I suicidi costituiscono il 51% dei casi di morte registrati in carcere nel corso dell’anno, anche questa percentuale mai così alta dall’inizio del secolo
“Con questo ultimo tragico caso, siamo a 77 suicidi nelle carceri italiane dall’inizio dell’anno, il numero più alto di sempre (solo nel 2009 a fine anno i suicidi superarono le 70 unità, fermandosi però a 72). I suicidi costituiscono il 51% dei casi di morte registrati in carcere nel corso dell’anno, anche questa percentuale mai così alta dall’inizio del secolo. Ogni caso è caso a sé, con la storia di quella persona e della sua disperazione, ma il dato generale è impressionante ed è indice di una generale mancanza di speranza nelle nostre carceri”. Così il portavoce della Conferenza dei Garanti territoriali delle persone private della libertà, Stefano Anastasìa, dopo aver appreso la notizia del suicidio in carcere a Torino di un detenuto italiano di 56 anni.

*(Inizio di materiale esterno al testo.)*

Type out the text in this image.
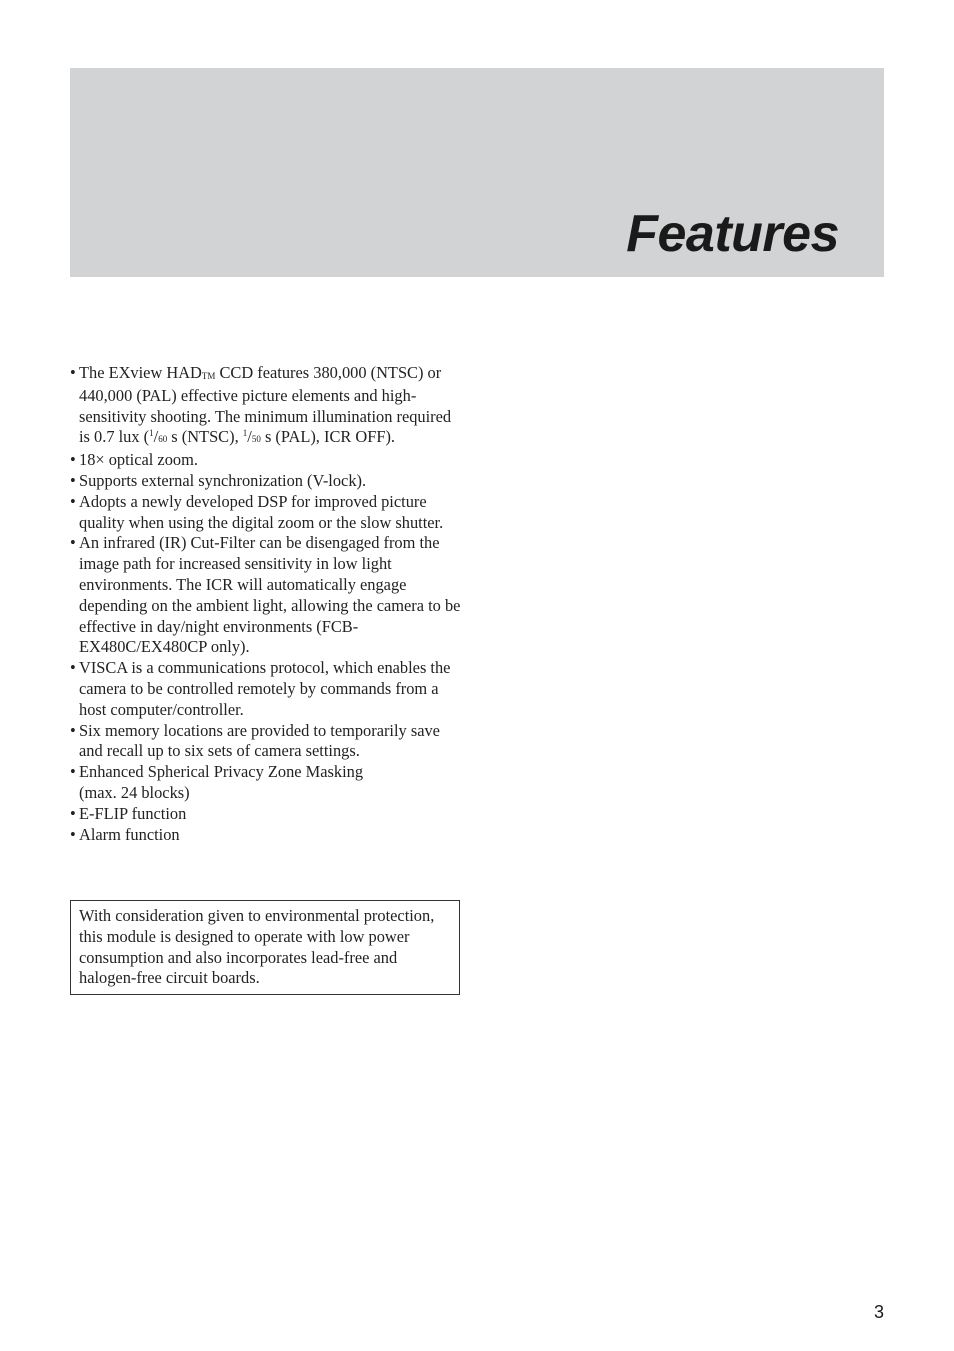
Features
• The EXview $HAD_{TM}$ CCD features 380,000 (NTSC) or 440,000 (PAL) effective picture elements and high-sensitivity shooting. The minimum illumination required is 0.7 lux ($^1$/60 s (NTSC), $^1$/50 s (PAL), ICR OFF).
• 18× optical zoom.
• Supports external synchronization (V-lock).
• Adopts a newly developed DSP for improved picture quality when using the digital zoom or the slow shutter.
• An infrared (IR) Cut-Filter can be disengaged from the image path for increased sensitivity in low light environments. The ICR will automatically engage depending on the ambient light, allowing the camera to be effective in day/night environments (FCB-EX480C/EX480CP only).
• VISCA is a communications protocol, which enables the camera to be controlled remotely by commands from a host computer/controller.
• Six memory locations are provided to temporarily save and recall up to six sets of camera settings.
• Enhanced Spherical Privacy Zone Masking
(max. 24 blocks)
• E-FLIP function
• Alarm function
With consideration given to environmental protection, this module is designed to operate with low power consumption and also incorporates lead-free and halogen-free circuit boards.
3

“Salvo poche, ammirevoli, esperienze di sostegno e accompagnamento al reinserimento sociale la grande maggioranza dei detenuti e delle detenute vive la carcerazione come un periodo più o meno lungo di abbandono e di disperazione – sottolinea – Paradossalmente, l’emergenza pandemica dava più stimoli a sopravvivere, facendo sentire i detenuti, seppure chiusi in carcere, parte della società esterna, anch’essa alle prese con la prevenzione e la cura del virus. Ma oggi il carcere è tornato a essere un luogo di isolamento e di disperazione, e il numero di suicidi ne è una drammatica testimonianza. Se non vogliamo rassegnarci a questa tragedia o scaricarne la responsabilità sugli operatori penitenziari e sanitari in trincea – conclude Anastasìa – bisogna ridurre il carcere a extrema ratio e aprirlo alle attività e al mondo esterno, per restituire ai detenuti la speranza in un futuro degno di essere vissuto”.